Art. 312. — 485. L'indivisibilité des servitudes signalée par l'article 288 produit ici un effet très saillant: l'exercice de la servitude par un des copropriétaires indivis du fonds dominant préserve les autres de la perte par le non-usage. Il n'en serait plus de même, si le fonds dominant avait été partagé entre les copropriétaires: il y aurait alors plusieurs fonds dominants et l'un pourrait conserver son droit pendant que les autres perdraient le leur.
Le non-usage a plus d'analogie avec la prescription dite libératoire des obligations qu'avec la prescription dite acquisitive des droits réels, quoique les Romains et, après eux, les modernes l'aient quelquefois qualifié " usu- capion de la liberté du fonds." Ce qui le rapproche de la prescription libératoire, c'est qu'il n'est pas nécessaire que le propriétaire du fond servant fasse aucun acte de possession contraire à la servitude, avec les caractères de la possession requise pour la prescription acquisitive; ce serait forcer les mots que de dire que pendant le non-usage, le propriétaire du fonds servant possède sa liberté: la possession exige l'intention d'avoir à soi la chose possédée et le fait de se comporter, par des actes d'usage, comme si l'on avait réellement le droit qu'on exerce; or, on ne rencontre pas nécessairement, on rencontrera même rarement chez le propriétaire du fonds servant ces deux conditions de la possession utile pour prescrire: le fait et l'intention.

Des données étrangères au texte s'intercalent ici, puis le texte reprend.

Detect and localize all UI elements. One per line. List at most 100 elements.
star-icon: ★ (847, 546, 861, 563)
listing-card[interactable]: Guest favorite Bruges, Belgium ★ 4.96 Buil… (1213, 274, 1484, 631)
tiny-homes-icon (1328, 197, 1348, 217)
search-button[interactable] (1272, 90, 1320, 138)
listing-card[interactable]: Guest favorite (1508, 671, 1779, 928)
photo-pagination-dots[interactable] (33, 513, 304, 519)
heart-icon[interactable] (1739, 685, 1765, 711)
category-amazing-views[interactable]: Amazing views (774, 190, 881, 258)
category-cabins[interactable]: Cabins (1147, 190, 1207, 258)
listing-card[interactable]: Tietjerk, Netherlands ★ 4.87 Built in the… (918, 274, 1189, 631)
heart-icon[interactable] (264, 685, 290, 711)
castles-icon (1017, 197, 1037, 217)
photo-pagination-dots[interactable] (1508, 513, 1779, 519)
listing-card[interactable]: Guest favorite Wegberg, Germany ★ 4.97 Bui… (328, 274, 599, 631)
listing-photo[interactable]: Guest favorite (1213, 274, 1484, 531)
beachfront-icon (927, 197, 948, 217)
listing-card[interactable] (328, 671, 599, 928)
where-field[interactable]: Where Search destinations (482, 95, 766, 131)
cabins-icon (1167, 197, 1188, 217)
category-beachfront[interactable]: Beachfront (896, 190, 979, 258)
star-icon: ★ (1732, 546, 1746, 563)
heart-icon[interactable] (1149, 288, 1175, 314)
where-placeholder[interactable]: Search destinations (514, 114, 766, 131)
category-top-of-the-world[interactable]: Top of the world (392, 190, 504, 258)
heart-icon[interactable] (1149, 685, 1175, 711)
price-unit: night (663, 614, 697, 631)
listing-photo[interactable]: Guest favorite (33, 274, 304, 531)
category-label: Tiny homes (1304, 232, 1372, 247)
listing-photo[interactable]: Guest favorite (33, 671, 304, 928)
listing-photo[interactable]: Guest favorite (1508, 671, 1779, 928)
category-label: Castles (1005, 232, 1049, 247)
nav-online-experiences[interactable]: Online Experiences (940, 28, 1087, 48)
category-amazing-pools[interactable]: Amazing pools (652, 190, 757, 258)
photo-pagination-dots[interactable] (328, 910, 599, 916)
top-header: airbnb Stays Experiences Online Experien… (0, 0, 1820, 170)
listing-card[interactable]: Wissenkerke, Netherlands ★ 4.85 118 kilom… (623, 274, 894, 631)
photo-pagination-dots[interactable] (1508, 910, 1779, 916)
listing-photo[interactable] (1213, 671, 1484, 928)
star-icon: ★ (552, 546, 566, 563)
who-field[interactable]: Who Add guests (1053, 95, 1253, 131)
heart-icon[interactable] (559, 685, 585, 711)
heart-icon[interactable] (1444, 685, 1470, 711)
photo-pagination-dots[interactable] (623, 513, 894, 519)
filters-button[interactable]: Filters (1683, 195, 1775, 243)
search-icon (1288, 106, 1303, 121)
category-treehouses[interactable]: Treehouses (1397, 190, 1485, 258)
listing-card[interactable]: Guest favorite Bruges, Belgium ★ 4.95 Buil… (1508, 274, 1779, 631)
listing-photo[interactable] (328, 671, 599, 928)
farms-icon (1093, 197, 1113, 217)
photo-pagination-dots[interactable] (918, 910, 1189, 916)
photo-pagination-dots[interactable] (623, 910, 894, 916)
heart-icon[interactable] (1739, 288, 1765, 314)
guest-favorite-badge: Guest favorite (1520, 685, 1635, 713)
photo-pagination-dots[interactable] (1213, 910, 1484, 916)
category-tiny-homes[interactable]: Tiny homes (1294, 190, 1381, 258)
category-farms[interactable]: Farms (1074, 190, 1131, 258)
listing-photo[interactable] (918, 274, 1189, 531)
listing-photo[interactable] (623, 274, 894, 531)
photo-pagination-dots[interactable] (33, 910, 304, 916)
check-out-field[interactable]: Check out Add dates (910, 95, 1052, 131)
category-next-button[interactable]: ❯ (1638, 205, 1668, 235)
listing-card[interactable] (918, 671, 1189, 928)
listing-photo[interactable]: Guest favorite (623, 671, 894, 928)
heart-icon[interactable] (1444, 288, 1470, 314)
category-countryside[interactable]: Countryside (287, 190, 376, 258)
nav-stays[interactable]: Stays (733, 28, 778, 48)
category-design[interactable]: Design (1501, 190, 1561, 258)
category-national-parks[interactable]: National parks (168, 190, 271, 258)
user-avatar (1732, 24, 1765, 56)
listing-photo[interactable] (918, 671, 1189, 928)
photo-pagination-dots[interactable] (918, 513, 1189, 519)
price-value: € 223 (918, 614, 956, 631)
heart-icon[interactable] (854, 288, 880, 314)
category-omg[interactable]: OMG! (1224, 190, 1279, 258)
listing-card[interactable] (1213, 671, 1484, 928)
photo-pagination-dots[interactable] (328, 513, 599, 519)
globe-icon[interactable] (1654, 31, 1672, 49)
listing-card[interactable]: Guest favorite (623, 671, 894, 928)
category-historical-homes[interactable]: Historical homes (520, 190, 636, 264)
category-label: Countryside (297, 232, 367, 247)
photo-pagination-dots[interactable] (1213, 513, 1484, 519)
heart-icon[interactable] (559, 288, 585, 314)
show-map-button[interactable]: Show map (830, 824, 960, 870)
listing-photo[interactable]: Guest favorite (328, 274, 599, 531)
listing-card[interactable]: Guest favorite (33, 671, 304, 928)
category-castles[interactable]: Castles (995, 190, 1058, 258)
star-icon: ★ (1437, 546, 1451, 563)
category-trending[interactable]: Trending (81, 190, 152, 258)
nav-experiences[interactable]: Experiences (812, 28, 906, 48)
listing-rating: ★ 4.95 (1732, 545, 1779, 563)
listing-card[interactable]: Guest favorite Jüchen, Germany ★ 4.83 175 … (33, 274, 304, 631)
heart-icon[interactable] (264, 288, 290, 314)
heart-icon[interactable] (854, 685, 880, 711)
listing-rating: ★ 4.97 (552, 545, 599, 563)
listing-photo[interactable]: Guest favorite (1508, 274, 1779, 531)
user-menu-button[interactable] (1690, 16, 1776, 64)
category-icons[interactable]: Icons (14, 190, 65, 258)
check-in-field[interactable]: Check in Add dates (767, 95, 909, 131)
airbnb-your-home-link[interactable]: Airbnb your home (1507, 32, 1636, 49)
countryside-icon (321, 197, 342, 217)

Le cas où il serait plus plausible de dire qu'il y a " usucapion de la liberté du fonds " serait celui où la servitude était négative, consistait, par exemple, dans une prohibition de bâtir, et où le propriétaire du fonds servant a bâti; cependant, il pourrait arriver qu'il eût cessé de posséder ses bâtiments, par absence ou autre cause, et, malgré cela, l'extinction de la servitude par non-usage n'aurait pas moins lieu. Il faut donc reconnaître qu'en réalité le fonds servant est libéré par la seule négligence du propriétaire du fonds dominant, par sa renonciation tacite; comme, dans le cas d'une obligation purement personnelle, le débiteur est libéré par la seule négligence du créancier, laquelle fait présumer, soit un abandon par et simple de son droit, soit une transaction ou un arrangement dont la preuve est perdue.
Le 2e alinéa établit donc, comme principe général, l'assimilation qui précède entre le non-usage et la prescription libératoire; il en laisse les conséquences à déduire à la sagacité des magistrats: notamment, le non- usage serait interrompu, comme la prescription, par l'acte récognitif dont parle l'article 299 (v. art. 1391).
Le Projet aurait pu, comme le Code français (art. 710) et le Code italien (art. 668), ajouter que " si, parmi les " copropriétaires du fonds dominant, il se trouve une " personne contre laquelle la prescription n'ait pu courir, " comme un mineur, il aura conservé le droit des autres," ce qui est encore un effet de l'indivisibilité des servitudes; mais la question de savoir si, au Japon, la prescription courra, ou non, contre les mineurs ne devait pas être tranchée ni même préjugée ici: si le système qui suspend la prescription à l'égard des mineurs et des interdits est admis ultérieurement, le présent article, restant dans la généralité des principes, n'y fera pas obstacle (2).